O complexo industrial-militar inclui vários componentes, tais como o setor
corporativo que produz armamentos; empresas contratadas para desempenhar
funções militares e de inteligência; estrutura burocrática governamental, como o
Departamento de Defesa e a Agência de Inteligência; assim como congressistas
e senadores que estão fortemente ligados aos interesses do complexo devido
ao financiamento de campanhas e por representarem estados que dependem
majoritariamente dos gastos militares. Deve-se salientar também a relevância do
lobby e das organizações de planejamento político que influenciam diretamente
a agenda governamental e, consequentemente, implicam a definição e construção
do que será considerado uma ameaça, moldando-a da forma mais benéfica a seus
interesses.
De acordo com Cox (2014), diferentemente de outras corporações que têm
seus lucros fundamentados em pesquisa e tecnologia, posse de patentes ou de
investimentos, a indústria de armas depende da venda de armamentos para
garantirem seus lucros. Dados divulgados pelo autor mostram que, em 2012,
grandes empresas, como a Lockheed Martin, Raytheon e a BAE System, tiveram
mais de 70% de seus lucros atrelados à venda de armamento. Logo, essas industrias
têm um enorme interesse que a venda de armamentos se expanda, fato que seria
dificultado pela ausência de uma suposta ameaça externa, pois as justificativas
políticas para se investir no setor militar seriam extremamente limitadas.

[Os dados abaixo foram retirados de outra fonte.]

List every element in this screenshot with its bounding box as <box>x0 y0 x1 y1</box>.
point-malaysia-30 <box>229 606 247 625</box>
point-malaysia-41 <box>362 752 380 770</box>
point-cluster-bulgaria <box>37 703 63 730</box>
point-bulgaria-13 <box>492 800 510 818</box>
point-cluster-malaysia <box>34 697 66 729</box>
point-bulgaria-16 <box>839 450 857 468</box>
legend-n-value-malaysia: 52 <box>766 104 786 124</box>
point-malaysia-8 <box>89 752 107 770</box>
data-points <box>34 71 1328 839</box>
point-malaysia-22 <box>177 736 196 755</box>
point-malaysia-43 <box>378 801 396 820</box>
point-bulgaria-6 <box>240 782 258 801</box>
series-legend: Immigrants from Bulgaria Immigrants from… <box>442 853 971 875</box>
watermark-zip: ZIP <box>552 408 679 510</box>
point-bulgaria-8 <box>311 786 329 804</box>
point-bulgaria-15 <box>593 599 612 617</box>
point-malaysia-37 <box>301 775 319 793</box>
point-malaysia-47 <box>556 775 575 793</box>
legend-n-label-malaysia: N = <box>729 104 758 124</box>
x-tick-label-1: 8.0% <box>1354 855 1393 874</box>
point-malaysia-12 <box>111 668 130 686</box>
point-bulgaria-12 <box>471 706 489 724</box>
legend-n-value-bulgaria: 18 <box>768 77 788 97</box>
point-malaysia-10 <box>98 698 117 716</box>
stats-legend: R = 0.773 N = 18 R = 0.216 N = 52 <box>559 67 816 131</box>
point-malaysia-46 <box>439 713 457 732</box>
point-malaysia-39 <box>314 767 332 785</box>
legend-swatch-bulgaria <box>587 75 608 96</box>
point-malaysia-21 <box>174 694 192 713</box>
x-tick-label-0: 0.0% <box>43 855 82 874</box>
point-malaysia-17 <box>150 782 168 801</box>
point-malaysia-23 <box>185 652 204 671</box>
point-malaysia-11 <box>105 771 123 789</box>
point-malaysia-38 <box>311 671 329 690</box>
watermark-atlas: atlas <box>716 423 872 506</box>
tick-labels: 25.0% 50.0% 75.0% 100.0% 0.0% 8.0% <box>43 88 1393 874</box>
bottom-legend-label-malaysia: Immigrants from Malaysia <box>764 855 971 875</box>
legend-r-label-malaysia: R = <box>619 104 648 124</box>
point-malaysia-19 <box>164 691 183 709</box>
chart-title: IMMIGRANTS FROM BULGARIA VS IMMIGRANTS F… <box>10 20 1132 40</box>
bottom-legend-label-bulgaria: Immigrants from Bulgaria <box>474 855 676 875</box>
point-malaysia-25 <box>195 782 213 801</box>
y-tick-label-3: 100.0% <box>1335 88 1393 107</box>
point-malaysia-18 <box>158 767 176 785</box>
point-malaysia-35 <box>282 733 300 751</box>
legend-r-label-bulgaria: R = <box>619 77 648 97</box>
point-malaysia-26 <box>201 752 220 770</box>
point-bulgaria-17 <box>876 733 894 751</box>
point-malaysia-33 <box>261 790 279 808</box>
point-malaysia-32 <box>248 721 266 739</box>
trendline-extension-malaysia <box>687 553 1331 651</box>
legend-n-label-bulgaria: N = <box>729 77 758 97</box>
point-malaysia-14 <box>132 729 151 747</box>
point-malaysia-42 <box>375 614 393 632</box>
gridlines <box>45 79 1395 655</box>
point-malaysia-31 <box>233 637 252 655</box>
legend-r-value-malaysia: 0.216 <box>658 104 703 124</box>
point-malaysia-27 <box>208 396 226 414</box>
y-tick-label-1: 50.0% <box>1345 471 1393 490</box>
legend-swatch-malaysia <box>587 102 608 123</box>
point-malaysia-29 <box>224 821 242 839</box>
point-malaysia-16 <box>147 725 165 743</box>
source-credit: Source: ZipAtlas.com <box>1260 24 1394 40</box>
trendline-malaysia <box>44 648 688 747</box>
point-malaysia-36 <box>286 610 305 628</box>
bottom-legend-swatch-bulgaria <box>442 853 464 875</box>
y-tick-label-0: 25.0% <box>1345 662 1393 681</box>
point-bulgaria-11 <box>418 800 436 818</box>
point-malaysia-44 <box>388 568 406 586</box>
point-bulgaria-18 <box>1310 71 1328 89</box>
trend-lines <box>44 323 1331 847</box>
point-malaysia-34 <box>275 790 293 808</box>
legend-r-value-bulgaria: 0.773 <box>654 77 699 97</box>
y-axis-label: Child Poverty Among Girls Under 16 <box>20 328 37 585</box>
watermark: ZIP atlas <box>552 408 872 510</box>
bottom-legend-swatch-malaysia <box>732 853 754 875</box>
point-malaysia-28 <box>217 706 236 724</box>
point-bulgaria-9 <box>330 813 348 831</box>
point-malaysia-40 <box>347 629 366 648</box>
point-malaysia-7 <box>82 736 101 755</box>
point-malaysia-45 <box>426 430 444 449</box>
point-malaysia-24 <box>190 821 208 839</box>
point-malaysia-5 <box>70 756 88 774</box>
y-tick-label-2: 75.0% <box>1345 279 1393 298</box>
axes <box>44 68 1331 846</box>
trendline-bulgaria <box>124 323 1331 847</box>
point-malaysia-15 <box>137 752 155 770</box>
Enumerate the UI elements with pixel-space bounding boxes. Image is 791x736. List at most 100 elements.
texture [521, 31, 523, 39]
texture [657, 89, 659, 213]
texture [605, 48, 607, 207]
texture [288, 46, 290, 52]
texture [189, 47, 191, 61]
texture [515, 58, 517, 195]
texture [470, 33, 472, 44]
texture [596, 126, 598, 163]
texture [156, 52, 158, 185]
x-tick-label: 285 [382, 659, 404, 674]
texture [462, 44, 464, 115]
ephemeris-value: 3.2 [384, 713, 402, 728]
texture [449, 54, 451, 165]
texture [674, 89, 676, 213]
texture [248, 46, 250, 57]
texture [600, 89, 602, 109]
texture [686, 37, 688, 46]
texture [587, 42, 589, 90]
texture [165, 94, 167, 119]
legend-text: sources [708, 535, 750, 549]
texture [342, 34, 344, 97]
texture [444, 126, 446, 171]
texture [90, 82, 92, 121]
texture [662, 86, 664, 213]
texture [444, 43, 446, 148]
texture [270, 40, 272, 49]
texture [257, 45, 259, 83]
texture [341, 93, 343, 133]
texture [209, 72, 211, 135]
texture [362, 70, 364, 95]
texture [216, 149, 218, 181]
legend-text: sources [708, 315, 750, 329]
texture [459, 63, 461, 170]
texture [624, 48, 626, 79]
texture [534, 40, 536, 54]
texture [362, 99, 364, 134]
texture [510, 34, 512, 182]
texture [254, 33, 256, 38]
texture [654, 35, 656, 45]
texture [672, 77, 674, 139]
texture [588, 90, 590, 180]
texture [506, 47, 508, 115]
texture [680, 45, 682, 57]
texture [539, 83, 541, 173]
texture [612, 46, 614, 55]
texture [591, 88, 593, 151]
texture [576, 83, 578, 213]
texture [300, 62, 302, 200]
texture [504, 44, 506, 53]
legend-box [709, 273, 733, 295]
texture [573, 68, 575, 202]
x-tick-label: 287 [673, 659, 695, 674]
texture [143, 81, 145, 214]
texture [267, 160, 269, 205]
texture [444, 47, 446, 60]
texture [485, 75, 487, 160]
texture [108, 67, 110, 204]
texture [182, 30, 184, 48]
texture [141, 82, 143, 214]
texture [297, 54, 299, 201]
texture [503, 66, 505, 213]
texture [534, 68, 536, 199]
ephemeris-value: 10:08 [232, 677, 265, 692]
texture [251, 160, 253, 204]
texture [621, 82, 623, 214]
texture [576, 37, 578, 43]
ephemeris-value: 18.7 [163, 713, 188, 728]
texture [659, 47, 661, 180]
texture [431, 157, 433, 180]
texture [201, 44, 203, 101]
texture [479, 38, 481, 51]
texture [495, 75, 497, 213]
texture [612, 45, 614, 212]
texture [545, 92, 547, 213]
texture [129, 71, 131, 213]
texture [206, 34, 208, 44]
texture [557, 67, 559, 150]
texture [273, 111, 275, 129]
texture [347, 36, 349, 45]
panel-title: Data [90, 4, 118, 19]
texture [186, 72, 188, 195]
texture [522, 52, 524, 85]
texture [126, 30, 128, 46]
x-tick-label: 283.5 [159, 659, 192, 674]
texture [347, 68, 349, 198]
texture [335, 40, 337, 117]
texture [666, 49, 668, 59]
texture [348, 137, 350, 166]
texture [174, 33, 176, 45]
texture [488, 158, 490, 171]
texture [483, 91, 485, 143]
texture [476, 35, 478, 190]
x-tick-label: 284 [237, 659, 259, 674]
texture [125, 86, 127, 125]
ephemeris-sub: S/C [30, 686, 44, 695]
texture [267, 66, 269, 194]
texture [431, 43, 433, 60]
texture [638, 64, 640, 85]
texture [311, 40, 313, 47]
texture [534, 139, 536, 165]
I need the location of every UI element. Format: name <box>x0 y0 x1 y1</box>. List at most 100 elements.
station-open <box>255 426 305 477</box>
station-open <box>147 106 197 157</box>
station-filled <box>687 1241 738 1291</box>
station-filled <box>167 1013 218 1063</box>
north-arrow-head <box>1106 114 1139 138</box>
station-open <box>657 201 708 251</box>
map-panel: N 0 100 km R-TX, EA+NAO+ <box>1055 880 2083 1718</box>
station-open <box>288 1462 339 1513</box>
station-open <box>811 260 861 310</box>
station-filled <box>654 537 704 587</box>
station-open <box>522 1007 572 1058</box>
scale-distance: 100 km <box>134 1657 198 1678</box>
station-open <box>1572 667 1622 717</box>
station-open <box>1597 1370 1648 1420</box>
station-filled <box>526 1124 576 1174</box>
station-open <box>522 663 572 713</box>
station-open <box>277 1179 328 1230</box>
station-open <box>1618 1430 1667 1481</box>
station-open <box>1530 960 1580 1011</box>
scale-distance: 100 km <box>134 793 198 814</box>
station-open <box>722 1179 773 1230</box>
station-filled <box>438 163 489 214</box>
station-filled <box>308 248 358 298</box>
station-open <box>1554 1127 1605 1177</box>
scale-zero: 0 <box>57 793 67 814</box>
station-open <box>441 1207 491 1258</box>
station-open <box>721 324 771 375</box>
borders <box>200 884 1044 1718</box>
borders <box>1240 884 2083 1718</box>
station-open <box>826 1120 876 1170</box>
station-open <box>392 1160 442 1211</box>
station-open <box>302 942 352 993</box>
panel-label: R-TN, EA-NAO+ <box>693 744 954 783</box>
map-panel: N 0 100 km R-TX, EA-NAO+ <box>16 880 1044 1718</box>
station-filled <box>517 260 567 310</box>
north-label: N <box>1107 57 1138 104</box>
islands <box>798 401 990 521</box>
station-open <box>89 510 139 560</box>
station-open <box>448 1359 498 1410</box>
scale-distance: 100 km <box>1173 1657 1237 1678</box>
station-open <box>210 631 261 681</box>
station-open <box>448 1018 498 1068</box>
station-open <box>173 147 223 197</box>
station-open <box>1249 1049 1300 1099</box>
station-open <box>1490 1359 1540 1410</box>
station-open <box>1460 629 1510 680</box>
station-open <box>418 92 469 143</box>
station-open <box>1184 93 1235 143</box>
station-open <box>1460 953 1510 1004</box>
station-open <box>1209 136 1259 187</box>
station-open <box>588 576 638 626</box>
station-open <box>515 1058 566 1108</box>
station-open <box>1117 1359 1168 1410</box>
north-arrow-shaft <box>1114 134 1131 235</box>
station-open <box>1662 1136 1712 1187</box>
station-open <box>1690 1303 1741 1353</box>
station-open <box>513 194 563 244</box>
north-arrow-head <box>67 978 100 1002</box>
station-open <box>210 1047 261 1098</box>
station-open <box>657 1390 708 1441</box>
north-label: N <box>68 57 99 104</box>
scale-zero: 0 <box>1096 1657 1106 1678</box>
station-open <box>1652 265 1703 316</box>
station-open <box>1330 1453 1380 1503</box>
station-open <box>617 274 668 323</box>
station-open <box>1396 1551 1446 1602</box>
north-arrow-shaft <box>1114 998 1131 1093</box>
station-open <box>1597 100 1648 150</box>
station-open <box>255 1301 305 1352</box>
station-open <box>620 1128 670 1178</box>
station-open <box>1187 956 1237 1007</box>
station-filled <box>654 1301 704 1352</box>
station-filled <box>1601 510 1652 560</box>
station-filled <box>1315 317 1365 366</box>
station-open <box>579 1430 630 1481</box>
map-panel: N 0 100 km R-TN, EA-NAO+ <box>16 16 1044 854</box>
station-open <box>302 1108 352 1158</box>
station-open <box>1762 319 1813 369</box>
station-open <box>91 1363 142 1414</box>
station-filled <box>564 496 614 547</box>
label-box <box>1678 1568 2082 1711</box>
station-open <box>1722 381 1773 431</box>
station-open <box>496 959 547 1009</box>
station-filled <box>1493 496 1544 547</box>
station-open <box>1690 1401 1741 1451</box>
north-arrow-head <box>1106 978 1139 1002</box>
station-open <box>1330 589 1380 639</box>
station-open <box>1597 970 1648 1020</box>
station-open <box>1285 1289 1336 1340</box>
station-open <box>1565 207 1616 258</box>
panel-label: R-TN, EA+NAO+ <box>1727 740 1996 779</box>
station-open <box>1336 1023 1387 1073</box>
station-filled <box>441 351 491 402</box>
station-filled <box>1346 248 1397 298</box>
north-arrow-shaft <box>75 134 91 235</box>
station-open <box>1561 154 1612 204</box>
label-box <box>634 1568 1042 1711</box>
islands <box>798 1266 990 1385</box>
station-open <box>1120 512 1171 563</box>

Os ataques de 11 de Setembro propiciaram uma conjuntura perfeita para
justificar o aumento de investimentos no setor militar, pois identificou-se
ameaças de longo prazo, as quais precisavam ser constantemente combatidas,
legitimando-se assim a militarização da política externa, por meio da securitização
da defesa.
Rev. Carta Inter., Belo Horizonte, v. 14, n. 1, 2019, p. 127-152
142 A influência do complexo industrial-militar na Política Externa dos Estados Unidos da América [...]
Bush e seu papel de agente securitizador da Guerra Global ao Terror
Conforme visto anteriormente, é necessário que a população aceite e aprove a
necessidade de se investir maciçamente no setor militar em detrimento de outras
áreas prioritárias, tais como saúde e educação. O presidente George W. Bush teve
um papel essencial na disseminação da ideologia de Guerra Global ao Terror, que
pregava, por meio de discursos e da mídia, a necessidade de combater o terrorismo
e garantir a segurança dos cidadãos dos Estados Unidos da América, bem como
da democracia e da liberdade no mundo em geral.
Os pressupostos teóricos da Escola de Copenhague, na qual se insere o conceito
de securitização, criado por Barry Buzan (1998), diz que o ato de securitizar
configura-se quando uma questão é apresentada como uma ameaça existencial
que requer medidas extraordinárias e emergenciais, justificando ações fora dos
limites do escopo político. Dentro do processo de securitização, existe a noção de
que a ameaça é tão iminente que, caso nenhuma medida seja tomada, será muito
tarde para agir (BUZAN,1998). Justifica-se, dessa forma, abandonar as práticas
políticas do Estado de Direito e aceitar algumas violações para bloquear a presente
ameaça que, em outras circunstâncias, seriam condenadas.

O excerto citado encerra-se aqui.